It’s a shame when you discover a band that really catches the trigger, lights the fuse and makes every pulse in your brain awaken, to find that they’re non-existent or indefinitely out of action for some time leaving the chances of seeing them or hearing more material at the end of a daunting waiting game. Featuring members of The Wildhearts, Atari Teenage Riot, and Amen, Sorry And The Sinatras release this post-hiatus EP that helps keep the taste buds alive and hooked for their brand of dirty heart on sleeve punk rock ‘n roll.
Like Social Distortion, The Replacements, and Stiff Little Fingers, Sorry And The Sinatras utilise a formula of shouted but melodically hinged vocals and sharp sandpaper layered guitars. They area band that will lock you in your room and give you a frenzied rush to air guitar and shout as loud as you possibly can to wake the neighbours who are now enslaved to your racket.

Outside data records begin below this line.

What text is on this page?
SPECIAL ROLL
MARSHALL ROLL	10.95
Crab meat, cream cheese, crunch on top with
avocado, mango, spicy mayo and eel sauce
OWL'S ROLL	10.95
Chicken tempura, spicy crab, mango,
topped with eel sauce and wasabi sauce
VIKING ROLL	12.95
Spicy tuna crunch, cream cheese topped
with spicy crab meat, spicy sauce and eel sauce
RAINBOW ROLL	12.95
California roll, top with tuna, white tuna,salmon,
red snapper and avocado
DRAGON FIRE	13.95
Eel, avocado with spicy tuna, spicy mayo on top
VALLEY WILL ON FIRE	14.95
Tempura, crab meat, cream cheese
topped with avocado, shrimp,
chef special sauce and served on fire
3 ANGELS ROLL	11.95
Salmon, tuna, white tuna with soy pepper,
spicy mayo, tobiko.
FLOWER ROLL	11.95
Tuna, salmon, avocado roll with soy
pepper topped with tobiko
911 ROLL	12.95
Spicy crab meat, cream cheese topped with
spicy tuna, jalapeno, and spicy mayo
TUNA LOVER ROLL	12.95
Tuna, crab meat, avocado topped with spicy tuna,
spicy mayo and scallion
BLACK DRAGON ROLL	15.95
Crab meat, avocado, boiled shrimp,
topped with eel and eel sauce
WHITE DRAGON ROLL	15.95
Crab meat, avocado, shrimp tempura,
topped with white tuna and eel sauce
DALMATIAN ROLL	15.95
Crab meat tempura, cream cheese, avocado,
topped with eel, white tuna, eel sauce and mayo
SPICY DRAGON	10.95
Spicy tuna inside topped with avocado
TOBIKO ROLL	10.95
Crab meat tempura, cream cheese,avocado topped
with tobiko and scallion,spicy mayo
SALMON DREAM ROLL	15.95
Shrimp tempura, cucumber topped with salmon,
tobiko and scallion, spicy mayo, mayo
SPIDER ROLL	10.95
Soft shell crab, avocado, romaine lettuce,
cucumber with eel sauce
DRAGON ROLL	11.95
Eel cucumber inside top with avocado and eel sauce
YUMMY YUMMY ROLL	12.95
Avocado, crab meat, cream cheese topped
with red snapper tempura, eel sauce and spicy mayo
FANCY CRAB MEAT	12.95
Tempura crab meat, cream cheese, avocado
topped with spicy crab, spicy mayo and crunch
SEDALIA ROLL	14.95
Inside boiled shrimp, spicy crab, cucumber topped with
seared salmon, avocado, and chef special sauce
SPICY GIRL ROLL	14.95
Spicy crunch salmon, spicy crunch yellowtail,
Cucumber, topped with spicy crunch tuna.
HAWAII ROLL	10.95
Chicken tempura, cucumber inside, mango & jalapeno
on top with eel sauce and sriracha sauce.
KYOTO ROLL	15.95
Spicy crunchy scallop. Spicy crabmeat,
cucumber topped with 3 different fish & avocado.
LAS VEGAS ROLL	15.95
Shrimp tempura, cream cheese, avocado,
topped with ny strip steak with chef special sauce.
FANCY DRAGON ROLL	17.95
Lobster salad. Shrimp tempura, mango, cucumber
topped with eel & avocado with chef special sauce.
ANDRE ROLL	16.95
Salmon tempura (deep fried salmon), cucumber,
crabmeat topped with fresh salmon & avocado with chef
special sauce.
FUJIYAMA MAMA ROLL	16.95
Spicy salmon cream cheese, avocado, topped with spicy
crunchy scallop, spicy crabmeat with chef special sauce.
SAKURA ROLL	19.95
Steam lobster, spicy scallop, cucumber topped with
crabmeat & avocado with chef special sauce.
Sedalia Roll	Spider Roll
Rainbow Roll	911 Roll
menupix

The topics and themes that wrap the band’s craft range from feelings of melancholy (‘Bleach & Gasoline’) to the usual hard working shenanigans of a touring band (‘The King Of Shambles Street’). A definite highlight is the band’s brilliant cover of ‘Bastards Of Young’ by the aforementioned The Replacements; this is a song of which that sounds reborn and just as relevant today as it was back in the mid-80’s when it was written by the American legends, a fitting tribute indeed.
All in all, this band have cleverly kept the tongues of their fans addicted to that feeling of attachment and yearning with this fantastic raw stomping anthem tainted record. When they will return out of the shadows is still a mystery, but when they do I’ll certainly be waiting outside the local venue to bask in their grit fuelled glow.
4/5
‘The King Of Shambles Street’ by Sorry And The Sinatras is out now on Bomber Music Ltd.